In late September, North Korean officials globally circulated a missive — "Open Letter to Parliaments of Different Countries" — through its system of international embassies.
"If Trump thinks that he would bring the Democratic People's Republic of Korea, a nuclear power, to its knees through nuclear war threat, it will be a big miscalculation and an expression of ignorance. Trump threatened to totally destroy the DPRK, dignified independent and sovereign state and nuclear power. It is an extreme act of threatening to totally destroy the whole world," the letter read.
Open Letter to Parliaments of Different Countries https://t.co/mTMQJw81qO— KCNA Watch (@KCNAWatch) September 26, 2017
It went to state the DPRK had "emerged as a nuclear power true to its name" and built the "powerful arsenal of nukes and multifarious means of delivery of nuclear weapons."
The Foreign Affairs Committee of the Supreme People's Assembly of the DPRK expressed belief that different countries in the world "loving independence, peace and justice" would take the opportunity to "fulfill their due missions and duties" in realizing the "human desire for international justice and peace," against the "heinous and reckless" Trump administration.
One recipient was Australia, via the country's embassy in Jakarta, Indonesia.
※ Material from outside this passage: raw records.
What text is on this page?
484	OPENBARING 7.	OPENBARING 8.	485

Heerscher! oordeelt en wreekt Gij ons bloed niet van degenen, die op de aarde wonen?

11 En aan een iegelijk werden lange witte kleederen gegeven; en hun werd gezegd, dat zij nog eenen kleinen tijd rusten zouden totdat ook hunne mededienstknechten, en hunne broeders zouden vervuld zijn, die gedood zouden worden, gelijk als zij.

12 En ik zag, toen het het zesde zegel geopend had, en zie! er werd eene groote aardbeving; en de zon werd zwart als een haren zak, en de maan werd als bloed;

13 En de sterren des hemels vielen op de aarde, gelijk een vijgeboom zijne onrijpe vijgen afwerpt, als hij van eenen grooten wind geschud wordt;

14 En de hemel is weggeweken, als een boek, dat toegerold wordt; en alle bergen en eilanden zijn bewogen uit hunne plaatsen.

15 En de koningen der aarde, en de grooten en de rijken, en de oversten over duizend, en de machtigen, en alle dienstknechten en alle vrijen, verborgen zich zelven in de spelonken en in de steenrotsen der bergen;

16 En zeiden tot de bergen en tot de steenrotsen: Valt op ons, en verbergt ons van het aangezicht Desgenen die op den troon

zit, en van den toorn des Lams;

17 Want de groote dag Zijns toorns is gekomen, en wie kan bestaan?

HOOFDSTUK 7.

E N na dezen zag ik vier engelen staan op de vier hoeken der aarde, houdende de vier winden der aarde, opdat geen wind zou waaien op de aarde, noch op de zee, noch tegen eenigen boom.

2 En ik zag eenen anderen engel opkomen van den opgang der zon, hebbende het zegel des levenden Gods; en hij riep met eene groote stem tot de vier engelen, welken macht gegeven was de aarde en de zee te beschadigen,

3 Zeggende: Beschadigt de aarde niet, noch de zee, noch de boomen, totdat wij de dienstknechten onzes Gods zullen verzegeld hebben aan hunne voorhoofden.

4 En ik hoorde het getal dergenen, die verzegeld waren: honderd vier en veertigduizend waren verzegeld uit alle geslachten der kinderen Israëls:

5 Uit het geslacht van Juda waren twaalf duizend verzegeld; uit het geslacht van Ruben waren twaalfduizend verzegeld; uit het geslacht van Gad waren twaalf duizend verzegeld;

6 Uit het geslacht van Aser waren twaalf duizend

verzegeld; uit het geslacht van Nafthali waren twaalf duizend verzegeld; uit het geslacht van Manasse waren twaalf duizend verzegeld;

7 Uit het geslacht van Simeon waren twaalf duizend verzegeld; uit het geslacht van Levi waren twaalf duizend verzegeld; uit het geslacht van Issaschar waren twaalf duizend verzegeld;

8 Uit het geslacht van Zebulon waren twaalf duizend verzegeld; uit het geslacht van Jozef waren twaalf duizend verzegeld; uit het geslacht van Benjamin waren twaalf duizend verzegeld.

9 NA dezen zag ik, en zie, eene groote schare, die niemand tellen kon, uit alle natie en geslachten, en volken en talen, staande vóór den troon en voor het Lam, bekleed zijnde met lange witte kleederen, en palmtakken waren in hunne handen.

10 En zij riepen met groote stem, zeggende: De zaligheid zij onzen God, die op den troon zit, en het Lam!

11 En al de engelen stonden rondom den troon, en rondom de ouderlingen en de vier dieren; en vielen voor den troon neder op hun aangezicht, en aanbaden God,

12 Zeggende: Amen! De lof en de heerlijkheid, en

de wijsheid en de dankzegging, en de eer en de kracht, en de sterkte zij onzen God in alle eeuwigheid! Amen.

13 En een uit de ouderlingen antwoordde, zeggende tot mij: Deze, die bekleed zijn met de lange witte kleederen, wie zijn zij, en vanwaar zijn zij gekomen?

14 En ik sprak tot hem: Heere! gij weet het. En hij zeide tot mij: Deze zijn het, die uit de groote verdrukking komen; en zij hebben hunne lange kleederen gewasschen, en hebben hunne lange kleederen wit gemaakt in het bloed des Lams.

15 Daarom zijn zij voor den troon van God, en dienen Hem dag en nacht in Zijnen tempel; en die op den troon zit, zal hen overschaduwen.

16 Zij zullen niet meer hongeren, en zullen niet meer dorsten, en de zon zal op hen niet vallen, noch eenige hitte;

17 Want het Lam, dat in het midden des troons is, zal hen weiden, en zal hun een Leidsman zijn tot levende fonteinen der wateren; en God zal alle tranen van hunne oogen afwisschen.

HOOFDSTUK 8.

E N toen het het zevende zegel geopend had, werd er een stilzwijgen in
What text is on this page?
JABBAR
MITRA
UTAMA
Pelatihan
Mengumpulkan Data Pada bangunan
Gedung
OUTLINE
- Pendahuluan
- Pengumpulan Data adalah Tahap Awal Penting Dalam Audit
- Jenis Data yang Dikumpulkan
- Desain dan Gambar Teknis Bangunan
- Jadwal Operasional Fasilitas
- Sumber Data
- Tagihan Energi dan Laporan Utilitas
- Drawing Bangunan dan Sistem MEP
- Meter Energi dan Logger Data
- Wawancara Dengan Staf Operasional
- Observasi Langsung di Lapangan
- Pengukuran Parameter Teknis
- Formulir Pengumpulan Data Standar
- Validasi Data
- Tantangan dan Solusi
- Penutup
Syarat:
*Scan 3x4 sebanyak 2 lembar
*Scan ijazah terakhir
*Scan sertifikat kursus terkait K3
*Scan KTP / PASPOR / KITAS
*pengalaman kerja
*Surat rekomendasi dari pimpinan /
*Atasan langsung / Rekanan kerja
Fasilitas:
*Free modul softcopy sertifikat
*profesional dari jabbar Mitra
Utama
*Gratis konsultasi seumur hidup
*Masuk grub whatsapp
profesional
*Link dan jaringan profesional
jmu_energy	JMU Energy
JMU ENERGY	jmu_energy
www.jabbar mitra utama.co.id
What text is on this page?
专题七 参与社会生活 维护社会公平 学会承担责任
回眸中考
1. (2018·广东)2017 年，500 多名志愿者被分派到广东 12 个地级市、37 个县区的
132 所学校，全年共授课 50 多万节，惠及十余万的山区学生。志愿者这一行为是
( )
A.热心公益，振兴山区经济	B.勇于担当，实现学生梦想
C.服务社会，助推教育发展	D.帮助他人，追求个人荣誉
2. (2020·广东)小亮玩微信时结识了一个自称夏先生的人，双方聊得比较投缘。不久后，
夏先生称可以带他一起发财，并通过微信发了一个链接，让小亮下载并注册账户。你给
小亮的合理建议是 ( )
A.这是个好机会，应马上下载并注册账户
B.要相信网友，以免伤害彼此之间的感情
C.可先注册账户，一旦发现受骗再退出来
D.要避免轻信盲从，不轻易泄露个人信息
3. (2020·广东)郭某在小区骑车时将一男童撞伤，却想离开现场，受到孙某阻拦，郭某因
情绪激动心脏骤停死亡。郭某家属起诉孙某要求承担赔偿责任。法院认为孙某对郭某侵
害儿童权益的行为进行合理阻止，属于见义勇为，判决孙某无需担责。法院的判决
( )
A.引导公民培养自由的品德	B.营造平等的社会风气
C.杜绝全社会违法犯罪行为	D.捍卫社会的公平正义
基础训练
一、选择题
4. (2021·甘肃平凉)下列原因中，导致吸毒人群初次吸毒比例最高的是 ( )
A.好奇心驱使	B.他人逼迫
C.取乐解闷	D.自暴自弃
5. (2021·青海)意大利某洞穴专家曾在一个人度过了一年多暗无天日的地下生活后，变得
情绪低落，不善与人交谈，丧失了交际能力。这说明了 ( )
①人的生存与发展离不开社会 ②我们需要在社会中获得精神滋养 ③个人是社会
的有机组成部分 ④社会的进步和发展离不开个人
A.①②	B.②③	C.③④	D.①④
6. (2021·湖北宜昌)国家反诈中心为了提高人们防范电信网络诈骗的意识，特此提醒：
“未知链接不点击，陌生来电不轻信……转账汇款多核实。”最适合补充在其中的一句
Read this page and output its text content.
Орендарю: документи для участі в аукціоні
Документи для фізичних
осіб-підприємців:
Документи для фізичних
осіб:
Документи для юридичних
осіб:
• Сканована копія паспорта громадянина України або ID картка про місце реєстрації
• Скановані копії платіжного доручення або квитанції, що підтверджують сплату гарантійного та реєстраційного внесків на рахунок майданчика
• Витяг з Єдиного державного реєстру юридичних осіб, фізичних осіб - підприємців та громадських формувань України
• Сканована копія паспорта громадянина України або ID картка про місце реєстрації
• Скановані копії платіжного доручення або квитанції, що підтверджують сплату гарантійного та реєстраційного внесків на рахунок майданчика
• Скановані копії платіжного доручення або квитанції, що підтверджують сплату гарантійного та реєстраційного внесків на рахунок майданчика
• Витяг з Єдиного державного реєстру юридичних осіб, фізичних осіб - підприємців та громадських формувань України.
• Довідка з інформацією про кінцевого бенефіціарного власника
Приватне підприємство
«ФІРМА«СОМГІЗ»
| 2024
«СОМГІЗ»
Foreign Minister Julie Bishop, noting the letter was unusual.
"This is the first letter that we can find that any Australian foreign minister has received from North Korea… it's an open letter, this is not how they usually send messages around the world," Bishop said.
"This shows they are feeling desperate, isolated, trying to demonize the US, trying to divide the international community," Bishop said in an interview.
Prime Minister Malcolm Turnbull largely echoed Bishop's contempt, stating it was "basically a rant about how bad Trump is," in an interview with Melbourne 3AW radio.
The premier from down under went on to praise China, Australia's largest trading partner, saying Beijing's involvement in the latest set of United Nations Security Council sanctions, despite the country's "very close history with North Korea," was helping to "squeeze" Pyongyang into dropping its nuclear threats. Beijing's restrictions on oil exports were particularly effective, Turnbull stated.
The latest sanctions approved unanimously by the UN Security Council on September 11 came in response to North Korea's sixth and strongest underground nuclear test explosion on September 3 at its Punggye-ri nuclear site.
The sanctions ban Pyongyang from importing natural gas liquids and condensates as well as crude oil imports and exports of North Korean textile products, ban joint ventures and cooperative operations and bar any country from authorizing new work permits for North Korean workers, a major source of hard currency for the isolated northeast Asian nation.
Russia also exerts considerable influence in Pyongyang, and as a major world exporter of natural gas and crude oil (commodities North Korea depends upon), has used its involvement in the sanctions program to compel North Korean leaders to negotiate, rather than saber rattle, in order to resolve the dispute.
On October 19, CIA Director Mike Pompeo said North Korea may be months away from possessing nuclear weapons that can strike the US mainland, but Washington should behave as if the country were "on the cusp" of doing so anyway.
Russian State Duma International Affairs Committee Chairman Leonid Slutsky responded to Pompeo's comments October 20, suggesting they were part of "an information campaign" being waged against Pyongyang.
"Washington's policy in relation to countries that it does not like is a daily buildup of negative rhetoric about these countries. Today they can deliver a nuclear strike, tomorrow they possess chemical weapons, the day after tomorrow it is necessary to invade them, destroy their system, leader, turn them into a country without a state, as has happened in Libya and in Iraq," Slutsky said.
"The same happens with a number of other countries — North Korea, Iran and others, which are unsuitable for Washington in terms of building a unipolar global architecture," he told reporters.
Adding that the fanning of negative rhetoric was dangerous, as it could lead to a war, Slutsky noted a similar strategy was being employed against "Iran and others," as Washington disliked their collective building of a unipolar global architecture.